Monday, Dec. 31, 1923
No Agreement
The phrase "tax reduction" is not a controversial issue. It is safe to say that every single Senator and Representative would answer loudly, "Yes," if asked whether he favored it. The public response has been so unanimous that it would be worth the political life of any Congressman to oppose it.
And yet the three groups--Democrats, regular Republicans and Republican insurgents--are almost certain to hold a fierce encounter over the tax reduction bill. Each of the three groups is likely to have a separate bill.
In the first place, there is the proposal that there be a bonus and a partial tax reduction. The Republican insurgents and a good proportion of the regulars of both parties favor this proposal, and there is no doubt that it will break party lines. The success of this proposal will depend entirely on whether a bonus bill can be passed-- and that hinges on two or three votes one way or another to pass or defeat passage of a bonus over the President's assumed veto.
The second source of discord will be Secretary Mellon's proposal to decrease income surtaxes to a maximum of 25%. This proposal will be stoutly opposed by the Republican insurgents and by the greater part of the Democrats. The defection of the insurgents will leave the regular Republicans without power to pass this part of the proposal in either house. A certain number of the conservative Democrats from the Eastern states will, however, join with the regular Republicans. In this number are Senators Bruce (Md.), Glass (Va.), Edwards (N. J.), Walsh (Mass.). But there must be from four to six more of their kind in the Senate, if the surtaxes are to be reduced. In the House the situation is equally dubious.
The Argued Point.
"No tax reduction for the millionaires!" is the rallying cry of the Republican insurgents and most Democrats. This argument is presented by Representative Garner, of Texas, Democratic whip and member of the Ways and Means Committee, in the following words:
"The Mellon plan, when stripped of its minor provisions, only offers substantial tax relief to the 525,000 individual income surtax payers. I make this statement because Congress could repeal the entire income taxes of the 6,136,000 individuals with incomes of $5,000 or less, which would involve a revenue loss of only $92,790,000, thereby leaving the 525,000 large income surtax payers as the chief beneficiaries of the Mellon income tax recommendations. Dealing with the reduction of surtaxes on these 525,000 incomes in America constitutes the head and front of the Mellon income tax proposals."

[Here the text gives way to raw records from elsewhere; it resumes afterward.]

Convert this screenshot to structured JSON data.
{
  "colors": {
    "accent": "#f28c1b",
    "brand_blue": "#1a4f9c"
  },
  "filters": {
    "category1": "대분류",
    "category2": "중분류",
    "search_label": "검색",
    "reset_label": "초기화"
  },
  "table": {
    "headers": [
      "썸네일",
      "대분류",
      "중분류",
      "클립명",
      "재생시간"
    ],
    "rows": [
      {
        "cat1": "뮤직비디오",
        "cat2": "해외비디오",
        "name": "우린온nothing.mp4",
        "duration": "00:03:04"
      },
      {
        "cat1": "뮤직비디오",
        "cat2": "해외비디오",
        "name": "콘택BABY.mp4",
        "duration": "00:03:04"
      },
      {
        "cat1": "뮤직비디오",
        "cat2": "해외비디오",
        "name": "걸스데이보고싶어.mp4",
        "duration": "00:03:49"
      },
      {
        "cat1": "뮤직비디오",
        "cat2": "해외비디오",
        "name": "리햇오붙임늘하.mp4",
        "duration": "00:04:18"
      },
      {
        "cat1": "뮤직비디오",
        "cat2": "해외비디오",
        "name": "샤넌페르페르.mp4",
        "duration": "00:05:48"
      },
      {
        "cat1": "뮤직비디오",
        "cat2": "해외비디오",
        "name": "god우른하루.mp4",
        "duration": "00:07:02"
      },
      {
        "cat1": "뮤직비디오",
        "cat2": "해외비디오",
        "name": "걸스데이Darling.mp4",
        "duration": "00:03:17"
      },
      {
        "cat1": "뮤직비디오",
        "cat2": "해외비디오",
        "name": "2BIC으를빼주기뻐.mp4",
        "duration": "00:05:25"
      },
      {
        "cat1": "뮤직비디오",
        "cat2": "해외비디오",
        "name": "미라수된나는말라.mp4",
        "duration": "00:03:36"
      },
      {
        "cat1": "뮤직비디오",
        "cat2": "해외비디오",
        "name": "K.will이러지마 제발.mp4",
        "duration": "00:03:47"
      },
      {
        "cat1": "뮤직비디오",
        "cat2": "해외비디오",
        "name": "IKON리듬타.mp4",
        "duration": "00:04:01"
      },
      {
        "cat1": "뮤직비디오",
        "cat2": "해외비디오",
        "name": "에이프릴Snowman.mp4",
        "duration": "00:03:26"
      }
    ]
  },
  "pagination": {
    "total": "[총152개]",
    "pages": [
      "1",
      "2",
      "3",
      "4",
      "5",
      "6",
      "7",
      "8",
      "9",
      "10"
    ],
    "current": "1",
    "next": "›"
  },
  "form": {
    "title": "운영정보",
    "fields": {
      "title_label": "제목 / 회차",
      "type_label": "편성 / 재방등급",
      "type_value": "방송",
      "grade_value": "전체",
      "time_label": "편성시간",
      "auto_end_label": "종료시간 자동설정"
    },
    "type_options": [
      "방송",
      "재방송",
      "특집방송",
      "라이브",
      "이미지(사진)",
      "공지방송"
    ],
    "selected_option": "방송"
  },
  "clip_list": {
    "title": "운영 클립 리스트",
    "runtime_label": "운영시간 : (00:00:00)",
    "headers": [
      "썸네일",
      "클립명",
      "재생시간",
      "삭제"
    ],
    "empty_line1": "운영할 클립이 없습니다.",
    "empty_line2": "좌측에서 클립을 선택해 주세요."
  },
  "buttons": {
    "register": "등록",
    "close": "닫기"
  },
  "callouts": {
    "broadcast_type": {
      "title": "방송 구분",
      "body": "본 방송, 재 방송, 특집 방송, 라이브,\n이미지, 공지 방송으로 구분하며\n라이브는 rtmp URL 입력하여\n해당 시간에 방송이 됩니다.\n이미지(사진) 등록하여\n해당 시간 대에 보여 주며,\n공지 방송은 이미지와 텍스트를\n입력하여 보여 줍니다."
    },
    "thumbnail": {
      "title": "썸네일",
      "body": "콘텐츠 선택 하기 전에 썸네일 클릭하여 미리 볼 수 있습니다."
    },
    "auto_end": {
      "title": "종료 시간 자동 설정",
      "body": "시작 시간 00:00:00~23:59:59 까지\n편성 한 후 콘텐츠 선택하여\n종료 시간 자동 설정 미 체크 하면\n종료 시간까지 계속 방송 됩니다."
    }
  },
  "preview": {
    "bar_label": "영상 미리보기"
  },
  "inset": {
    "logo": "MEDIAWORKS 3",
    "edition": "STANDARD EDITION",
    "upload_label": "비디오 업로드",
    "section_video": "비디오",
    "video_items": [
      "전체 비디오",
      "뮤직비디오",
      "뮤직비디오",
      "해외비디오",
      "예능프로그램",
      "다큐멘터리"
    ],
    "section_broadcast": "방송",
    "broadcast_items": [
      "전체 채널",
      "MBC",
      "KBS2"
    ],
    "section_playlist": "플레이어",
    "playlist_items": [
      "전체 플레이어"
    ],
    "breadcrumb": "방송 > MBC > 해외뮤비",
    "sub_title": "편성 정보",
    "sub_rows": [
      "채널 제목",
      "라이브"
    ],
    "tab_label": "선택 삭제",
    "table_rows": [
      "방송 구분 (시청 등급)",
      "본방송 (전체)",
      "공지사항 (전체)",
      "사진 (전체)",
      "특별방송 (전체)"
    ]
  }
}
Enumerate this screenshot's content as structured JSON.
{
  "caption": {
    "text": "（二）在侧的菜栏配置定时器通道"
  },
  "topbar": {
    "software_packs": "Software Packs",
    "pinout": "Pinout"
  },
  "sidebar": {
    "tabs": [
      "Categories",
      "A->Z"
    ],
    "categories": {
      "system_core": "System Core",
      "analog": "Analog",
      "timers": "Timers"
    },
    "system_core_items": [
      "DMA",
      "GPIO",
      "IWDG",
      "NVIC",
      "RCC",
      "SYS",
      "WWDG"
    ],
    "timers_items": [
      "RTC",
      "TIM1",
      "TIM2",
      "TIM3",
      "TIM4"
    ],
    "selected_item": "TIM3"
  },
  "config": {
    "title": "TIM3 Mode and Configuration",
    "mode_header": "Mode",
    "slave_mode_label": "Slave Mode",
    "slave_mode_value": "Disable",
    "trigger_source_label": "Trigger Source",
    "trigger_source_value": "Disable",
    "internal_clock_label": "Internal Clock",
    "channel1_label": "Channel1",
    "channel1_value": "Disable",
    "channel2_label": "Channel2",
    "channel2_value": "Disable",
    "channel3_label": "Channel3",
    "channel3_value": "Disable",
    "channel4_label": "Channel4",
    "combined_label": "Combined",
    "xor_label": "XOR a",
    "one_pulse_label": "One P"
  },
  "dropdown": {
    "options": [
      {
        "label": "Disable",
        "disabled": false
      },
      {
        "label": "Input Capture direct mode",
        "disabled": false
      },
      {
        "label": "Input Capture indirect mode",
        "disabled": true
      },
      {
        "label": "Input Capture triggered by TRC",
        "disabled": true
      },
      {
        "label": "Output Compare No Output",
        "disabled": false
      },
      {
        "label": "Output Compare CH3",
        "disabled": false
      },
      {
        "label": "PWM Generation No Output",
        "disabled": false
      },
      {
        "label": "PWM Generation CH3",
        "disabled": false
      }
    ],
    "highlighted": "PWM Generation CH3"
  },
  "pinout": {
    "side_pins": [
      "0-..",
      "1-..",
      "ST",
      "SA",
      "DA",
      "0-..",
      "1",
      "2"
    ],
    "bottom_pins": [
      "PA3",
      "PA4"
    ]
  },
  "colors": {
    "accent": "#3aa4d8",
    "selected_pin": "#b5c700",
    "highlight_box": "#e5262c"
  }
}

The answer of those who advocate lowering the surtaxes is that the Mellon plan actually proposes to get more money out of the very rich. Those with incomes of $100,000 and over will profit in three ways by the Mellon plan:
1) Reduction of normal tax .........$3,200,000
2) Reduction of tax on earned
incomes ........375,000
3) Reduction of surtaxes .............48,700,000
Total ..............$52,275,000
The same group will also lose in three ways:
1) Limiting deductions for capital
losses to 12 1/2% .........$20,000,000
2) Limiting deductions for interest paid* ...........25,000,000
3) Requiring a single return for husbands and wives ..........1,500,000
Total ............$46,500,000
This leaves a net reduction of taxation for these rich people of only $5,775,000--but even this reduction does not stand. With surtaxes reduced to a maximum of 25%, it will be more profitable for these people to withdraw their money from tax exempt securities (having a low yield) and place it in taxable securities with a high yield. It is estimated that $54,000,000,000 (one-fifth) of the nation's wealth is invested in these tax free securities, held in large part by these people. With part of this invested in properties whose income is taxable the Government should actually get more in taxes from the very rich than it now does.
*Limitation of deductions from gross income for interest paid and for losses of a nonbusiness character to the amount that these items exceed tax exempt income. It was the practice of the very rich to borrow money and invest it in tax exempt securities; thus they could deduct the interest from their net taxable income and also get untaxable profits from their investments. This was made illegal by the Act of 1921. The law is still easily evaded, however, because it is possible for a man to invest his regular income and borrow for his living expenses and other purposes--thereby gaining the same end.